End-to-end walkthrough: upload a messy file, build a cleaning pipeline, export clean results.

The Problem

You have a CSV export with missing values, inconsistent text, duplicate rows, and columns with wrong types. Here's how to fix it all in a few minutes.

Step 1: Upload and Inspect

Upload your file and open the Column Explorer to spot problems. Look for:

  • Columns with many null values (visible in value counts)
  • Inconsistent text (e.g., "US", "USA", "United States" in the same column)
  • Columns detected as text that should be numeric or dates

Step 2: Remove Duplicates

Use Remove Duplicates to eliminate exact duplicate rows. Choose specific columns if you want to deduplicate by a key field (like email or order ID).
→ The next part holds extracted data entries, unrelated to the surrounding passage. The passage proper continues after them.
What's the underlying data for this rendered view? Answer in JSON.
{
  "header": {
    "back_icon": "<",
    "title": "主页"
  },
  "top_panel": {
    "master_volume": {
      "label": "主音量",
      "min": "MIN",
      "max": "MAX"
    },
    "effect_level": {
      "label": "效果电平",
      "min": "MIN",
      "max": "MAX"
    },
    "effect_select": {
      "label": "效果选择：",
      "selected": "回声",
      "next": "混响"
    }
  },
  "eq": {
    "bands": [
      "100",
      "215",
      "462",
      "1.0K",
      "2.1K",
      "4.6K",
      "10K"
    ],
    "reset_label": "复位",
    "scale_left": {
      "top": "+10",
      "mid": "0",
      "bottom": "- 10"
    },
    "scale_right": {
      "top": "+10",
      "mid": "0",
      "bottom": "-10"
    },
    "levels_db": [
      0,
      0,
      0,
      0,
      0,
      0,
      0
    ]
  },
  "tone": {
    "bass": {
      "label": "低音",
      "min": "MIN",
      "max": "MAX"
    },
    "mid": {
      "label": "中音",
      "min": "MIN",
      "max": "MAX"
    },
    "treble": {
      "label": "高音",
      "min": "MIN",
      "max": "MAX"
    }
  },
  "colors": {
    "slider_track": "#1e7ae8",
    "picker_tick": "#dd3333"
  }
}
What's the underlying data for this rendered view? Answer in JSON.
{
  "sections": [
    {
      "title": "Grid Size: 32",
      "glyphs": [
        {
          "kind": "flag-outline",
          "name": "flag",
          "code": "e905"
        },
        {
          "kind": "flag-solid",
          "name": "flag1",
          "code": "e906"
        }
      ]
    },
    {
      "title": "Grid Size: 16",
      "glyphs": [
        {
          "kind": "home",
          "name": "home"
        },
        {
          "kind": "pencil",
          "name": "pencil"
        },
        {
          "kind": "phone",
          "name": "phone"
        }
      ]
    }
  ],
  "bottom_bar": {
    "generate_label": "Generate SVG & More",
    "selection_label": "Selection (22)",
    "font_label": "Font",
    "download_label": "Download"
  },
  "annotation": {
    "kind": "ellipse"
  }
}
SELECT DISTINCT * FROM data

Step 3: Fill Missing Values

Use Fill Missing on columns with nulls. Choose a fill method:

  • Literal: Replace nulls with a specific value (e.g., "unknown", 0)
  • Forward: Use the previous row's value
  • Backward: Use the next row's value
SELECT *, COALESCE(status, 'unknown') AS status FROM data

Step 4: Standardize Text

Use Text Transform to fix case issues (e.g., lowercase all email addresses). Then use Bulk Replace to map variations to a single value.

-- Standardize country codes
CASE WHEN country IN ('US', 'USA', 'United States') THEN 'US'
     WHEN country IN ('UK', 'GB', 'United Kingdom') THEN 'UK'
     ELSE country END

Step 5: Fix Data Types

Use Convert Type to cast columns to the right type. DuckDB uses TRY_CAST which returns null on invalid values instead of erroring.

Step 6: Filter Invalid Rows

Use Filter to remove rows that are still invalid after cleaning. For example, remove rows where a required field is still null.

SELECT * FROM data WHERE order_id IS NOT NULL AND amount > 0

Step 7: Export

Click Export to download your clean data as CSV or Parquet.

Tips

  • Build your pipeline incrementally - apply one operation at a time and check the results
  • Use the SQL preview to verify each step before applying
  • You can click any pipeline card to edit its settings
  • If something goes wrong, delete the card and try again